Note: username-case-sensitive is enabled under Radius server(i.e config user radius).

config user radius
edit "FNF6"
set server "172.16.3.2 "
set secret ENC 4jC7L+ +2xWFoF4N+23984ysdfebnjkQ1tORYOmgoTnnuE
set timeout 5
set all-usergroup disable
set use-management-vdom disable
set nas-ip 0.0.0.0
set acct-interim-interval 0
set radius-coa disable
set radius-port 0
set h3c-compatibility disable
set auth-type auto
set source-ip ''
set username-case-sensitive enable
unset group-override-attr-type
set password-renewal enable
set password-encoding auto
set acct-all-servers disable
set switch-controller-acct-fast-framedip-detect 2
set interface-select-method auto
unset switch-controller-service-type
set rsso disable
next
end

Remote User on FortiGate under user definition ‘jimmy1124’ (radius user)

config user local
edit "jimmy1124"
set type radius
set radius-server " FNF6"
next
end

Scenario 1

The remote radius user was added under the user group on FortiGate and further, this user group was being used under SSL VPN, which is incorrect.

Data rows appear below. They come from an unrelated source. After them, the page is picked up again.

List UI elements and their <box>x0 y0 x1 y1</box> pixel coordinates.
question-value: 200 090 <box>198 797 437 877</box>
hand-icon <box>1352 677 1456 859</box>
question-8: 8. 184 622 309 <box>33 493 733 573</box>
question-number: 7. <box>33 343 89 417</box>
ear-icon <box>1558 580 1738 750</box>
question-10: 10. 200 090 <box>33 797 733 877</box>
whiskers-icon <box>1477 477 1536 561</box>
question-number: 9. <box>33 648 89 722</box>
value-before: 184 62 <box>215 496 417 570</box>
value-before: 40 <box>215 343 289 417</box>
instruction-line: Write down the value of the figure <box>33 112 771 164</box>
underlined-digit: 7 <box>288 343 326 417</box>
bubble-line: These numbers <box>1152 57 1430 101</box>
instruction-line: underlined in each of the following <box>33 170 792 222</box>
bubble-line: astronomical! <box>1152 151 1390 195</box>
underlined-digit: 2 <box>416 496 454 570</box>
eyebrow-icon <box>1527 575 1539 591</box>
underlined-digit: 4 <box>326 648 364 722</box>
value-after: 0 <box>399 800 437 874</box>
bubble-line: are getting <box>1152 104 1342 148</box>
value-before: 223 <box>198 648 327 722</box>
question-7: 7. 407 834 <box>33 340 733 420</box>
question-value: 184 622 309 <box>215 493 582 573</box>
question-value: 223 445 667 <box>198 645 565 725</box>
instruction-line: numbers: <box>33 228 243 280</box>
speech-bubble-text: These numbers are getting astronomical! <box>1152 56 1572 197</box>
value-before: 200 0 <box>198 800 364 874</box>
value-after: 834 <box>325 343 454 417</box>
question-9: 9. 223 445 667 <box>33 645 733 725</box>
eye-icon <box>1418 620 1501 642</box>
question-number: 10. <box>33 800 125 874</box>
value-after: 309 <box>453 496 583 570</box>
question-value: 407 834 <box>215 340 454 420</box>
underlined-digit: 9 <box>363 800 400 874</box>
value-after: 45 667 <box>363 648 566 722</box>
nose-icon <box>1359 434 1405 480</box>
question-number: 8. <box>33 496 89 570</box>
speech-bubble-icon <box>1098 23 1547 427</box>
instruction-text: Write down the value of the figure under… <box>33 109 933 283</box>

#1 success, mfa prompted , connectivity ok <----- If the exact name is used.
#2 success, bypassed MFA, connectivity ok <----- If not used the exact name

e.g JimMy1124.

The reason user bypasses the #2 test is that username-sensitivity is not enabled under remote user(config user local), used under SSL VPN setting as mentioned previously, case sensitivity is enabled under radius server configuration (config user radius).

As a fact, the user gets authenticated by FortiGate itself(proof: no MFA is prompted however the user is still allowed to log in).

Scenario2

The Radius server(FNF6) was added as a member under the user group on FortiGate and further this user group was being used under SSL VPN.

user definition : Roy21066
#1 success, mfa prompted , connectivity ok <----- If the exact name is used.
#2 success, mfa prompted , connectivity ok <----- If not used exact name e.g JimMy1124.

The user was prompted with 2FA, even if it did not match the exact username. Because, now the user auth request was forwarded to the radius server (if it had matched FortiGate, 2FA would not have been prompted as 2FA is not configured on FortiGate). However, some Radius server needs to be configured with case sensitivity as well to make this config work.